Utilities for working will call references, mostly for following the call graph, finding callsites through thunks, finding all callsites for a function name, or creating new indirect call references
Utilities for finding datatypes, finding datatypes that meet certain constraints, finding datatype usage within other datatypes, and finding field usage across the program as a whole.
Utilities for interacting with ghidra's decompiler and PCODE
as well as making associations between disassembled instructions, pcode operations, and decompiled pseudo-c. Also includes some utilities related to forward/backward slicing.
Utilities for interacting with java
's reflection API through python
Utilities for interacting with loops.
Utilities for searching for embedded addresses or address ranges. Current implementation may be broken on current ghidra
Utilities related to working with and modifying function signatures
utilities for working with registers
Work flow script to search for an embedded address. If ghidra doesn't find a reference to a function and you think it is getting called, run this script on the address to find potential references to it. May be broken with current version of ghidra.

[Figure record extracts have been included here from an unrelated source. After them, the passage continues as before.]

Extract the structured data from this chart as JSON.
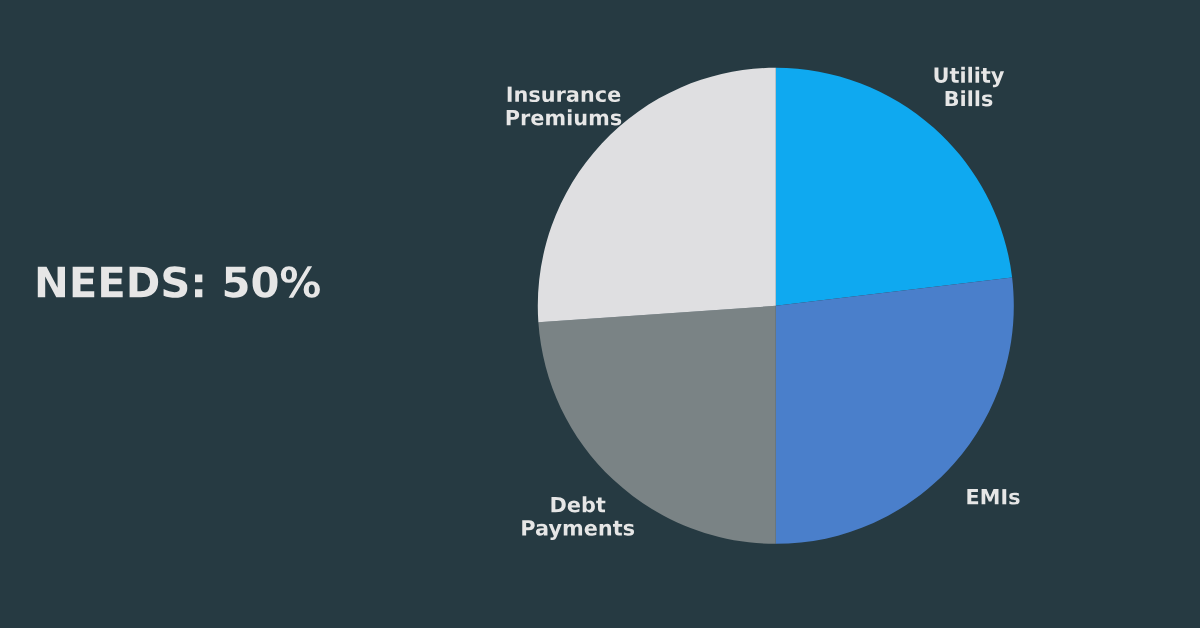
{
  "chart_data": {
    "type": "pie",
    "title": "NEEDS: 50%",
    "categories": [
      "Utility Bills",
      "EMIs",
      "Debt Payments",
      "Insurance Premiums"
    ],
    "values": [
      23.1,
      26.9,
      23.9,
      26.1
    ],
    "colors": [
      "#0fa9f0",
      "#4a7fcb",
      "#7a8385",
      "#dfdfe1"
    ],
    "legend": false
  }
}
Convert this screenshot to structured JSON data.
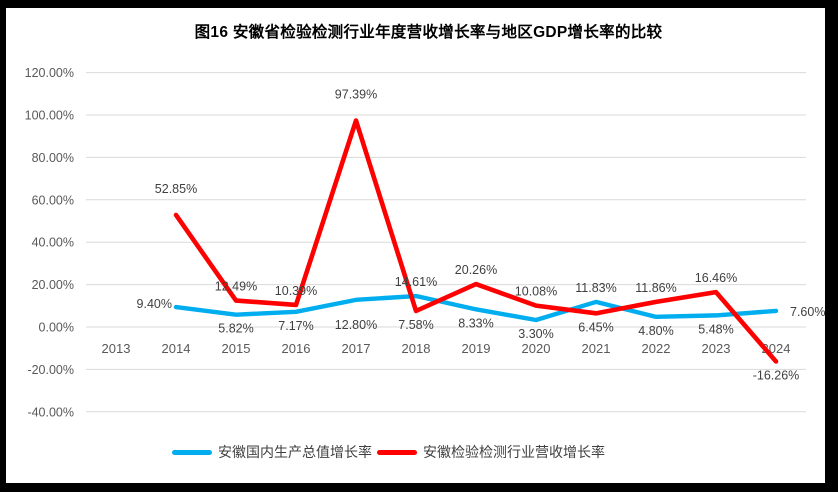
{
  "colors": {
    "frame": "#000000",
    "paper": "#FFFFFF",
    "grid": "#D9D9D9",
    "axis_text": "#595959",
    "data_label": "#404040",
    "title_text": "#000000",
    "gdp_line": "#00AEEF",
    "industry_line": "#FE0000"
  },
  "chart_data": {
    "type": "line",
    "title": "图16 安徽省检验检测行业年度营收增长率与地区GDP增长率的比较",
    "xlabel": "",
    "ylabel": "",
    "ylim": [
      -40,
      120
    ],
    "grid": "horizontal",
    "legend_position": "bottom",
    "categories": [
      "2013",
      "2014",
      "2015",
      "2016",
      "2017",
      "2018",
      "2019",
      "2020",
      "2021",
      "2022",
      "2023",
      "2024"
    ],
    "y_axis": {
      "tick_values": [
        120,
        100,
        80,
        60,
        40,
        20,
        0,
        -20,
        -40
      ],
      "tick_labels": [
        "120.00%",
        "100.00%",
        "80.00%",
        "60.00%",
        "40.00%",
        "20.00%",
        "0.00%",
        "-20.00%",
        "-40.00%"
      ]
    },
    "series": [
      {
        "name": "安徽国内生产总值增长率",
        "color": "#00AEEF",
        "values": [
          null,
          9.4,
          5.82,
          7.17,
          12.8,
          14.61,
          8.33,
          3.3,
          11.83,
          4.8,
          5.48,
          7.6
        ],
        "point_labels": [
          null,
          "9.40%",
          "5.82%",
          "7.17%",
          "12.80%",
          "14.61%",
          "8.33%",
          "3.30%",
          "11.83%",
          "4.80%",
          "5.48%",
          "7.60%"
        ],
        "label_pos": [
          null,
          "left",
          "below",
          "below",
          "below-far",
          "above",
          "below",
          "below",
          "above",
          "below",
          "below",
          "right"
        ]
      },
      {
        "name": "安徽检验检测行业营收增长率",
        "color": "#FE0000",
        "values": [
          null,
          52.85,
          12.49,
          10.39,
          97.39,
          7.58,
          20.26,
          10.08,
          6.45,
          11.86,
          16.46,
          -16.26
        ],
        "point_labels": [
          null,
          "52.85%",
          "12.49%",
          "10.39%",
          "97.39%",
          "7.58%",
          "20.26%",
          "10.08%",
          "6.45%",
          "11.86%",
          "16.46%",
          "-16.26%"
        ],
        "label_pos": [
          null,
          "above-far",
          "above",
          "above",
          "above-far",
          "below",
          "above",
          "above",
          "below",
          "above",
          "above",
          "below"
        ]
      }
    ]
  }
}
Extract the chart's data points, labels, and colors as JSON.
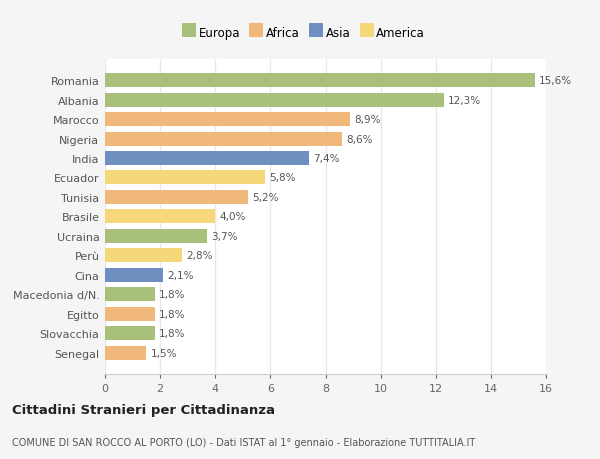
{
  "countries": [
    "Romania",
    "Albania",
    "Marocco",
    "Nigeria",
    "India",
    "Ecuador",
    "Tunisia",
    "Brasile",
    "Ucraina",
    "Perù",
    "Cina",
    "Macedonia d/N.",
    "Egitto",
    "Slovacchia",
    "Senegal"
  ],
  "values": [
    15.6,
    12.3,
    8.9,
    8.6,
    7.4,
    5.8,
    5.2,
    4.0,
    3.7,
    2.8,
    2.1,
    1.8,
    1.8,
    1.8,
    1.5
  ],
  "labels": [
    "15,6%",
    "12,3%",
    "8,9%",
    "8,6%",
    "7,4%",
    "5,8%",
    "5,2%",
    "4,0%",
    "3,7%",
    "2,8%",
    "2,1%",
    "1,8%",
    "1,8%",
    "1,8%",
    "1,5%"
  ],
  "colors": [
    "#a8c07a",
    "#a8c07a",
    "#f0b87a",
    "#f0b87a",
    "#6e8fc0",
    "#f5d87a",
    "#f0b87a",
    "#f5d87a",
    "#a8c07a",
    "#f5d87a",
    "#6e8fc0",
    "#a8c07a",
    "#f0b87a",
    "#a8c07a",
    "#f0b87a"
  ],
  "legend_labels": [
    "Europa",
    "Africa",
    "Asia",
    "America"
  ],
  "legend_colors": [
    "#a8c07a",
    "#f0b87a",
    "#6e8fc0",
    "#f5d87a"
  ],
  "xlim": [
    0,
    16
  ],
  "xticks": [
    0,
    2,
    4,
    6,
    8,
    10,
    12,
    14,
    16
  ],
  "title": "Cittadini Stranieri per Cittadinanza",
  "subtitle": "COMUNE DI SAN ROCCO AL PORTO (LO) - Dati ISTAT al 1° gennaio - Elaborazione TUTTITALIA.IT",
  "fig_background": "#f5f5f5",
  "plot_background": "#ffffff",
  "grid_color": "#e8e8e8"
}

Constant analysis script to search for all of the constant values used in the binary, or a subsection of it. this outputs a map of what all of the constant values would look like as a memory map, along with a small number of stats on number of accesses and whether the access was an execution. You can then create a new memory region in the memory window to view all of the new cross references. Regions that are very close to 0 or regions that are very close to 0xffffffff or 0xffffffffffffffff can often be ignored as they are frequently just normal integers that are not used as pointers. NOTE: this will create false positives
Highlight the listing view from addresses listed in a file. Decent for viewing coverage from fuzzing.
Example script for finding every instance of a specific pcode op in raw (not refined) pcode.
sometimes does magic with identifying string functions by looking for specific constant values
Exactly what it is named, but to clarify, identifies possible missing cross references to every currently defined memory region. Can produce false positives.
finds references to all of the different defined memory regions in code and attempts to change function names to more explicitly associate them with that memory region if accessing the memory region is all the function is actually doing
print functions in order by the number of references to it there are. It is often useful to name the most called functions and fix up their parameters to speed up reversing of the whole binary.
Auto rename functions if they don't have a name yet and have a reference to a .c
filepath in them, as would commonly be seen passed into assert functions.
identify functions that look like they are registering callback functions
Identify already defined data in memory that can be represented as a pointer to a currently established memory region. If it can and there is a defined data type at the pointed to address, change the type of the pointer appropriately. Also automatically creates a "pointer offset" typedef if the pointer is to the middle of a struct, which is somewhat common.
This is very useful for architectures like arm that frequently utilize a "constant pool" for each function because ghidra will not automatically change the types of pointers in constant pools.
I try to write just about everything in python
for these because it is quicker for me to write, but because ghidra uses Jython
certain oddities are needed to improve the usability or functionality for things that would not necessarily be needed if I wrote these in java
.
I use the following line in almost all of the scripts, despite it being horrible practice for python:
from __main__ import *
This is a hack to make script development easier, as it allows you to do something like from call_ref_utils import *
from the ghidra python interpreter and have the import work correctly, even if you utilize things that are default imports from ghidra.program.flatapi.FlatProgramAPI
, like the currentProgram
variable. I might change this in the future to make the scripts less cursed.
Inheriting from java
classes in python works, but it doesn't work for everything. As I understand it, inheriting from a class in java
would allow you to access protected
methods, constructors, and fields. Inheriting from a java
class in Jython
does not immediately give you access to protected
fields, which makes Overriding
protected
methods inacessible, despite it being relatively acceptable behavior for a java
class. To work around this (and to avoid having to write code in java
), I have utilized java's reflection API to enable this behavior. I try to limit it, but I also don't intend to rewrite java classes from ghidra in python to adjust their behavior if I don't have to.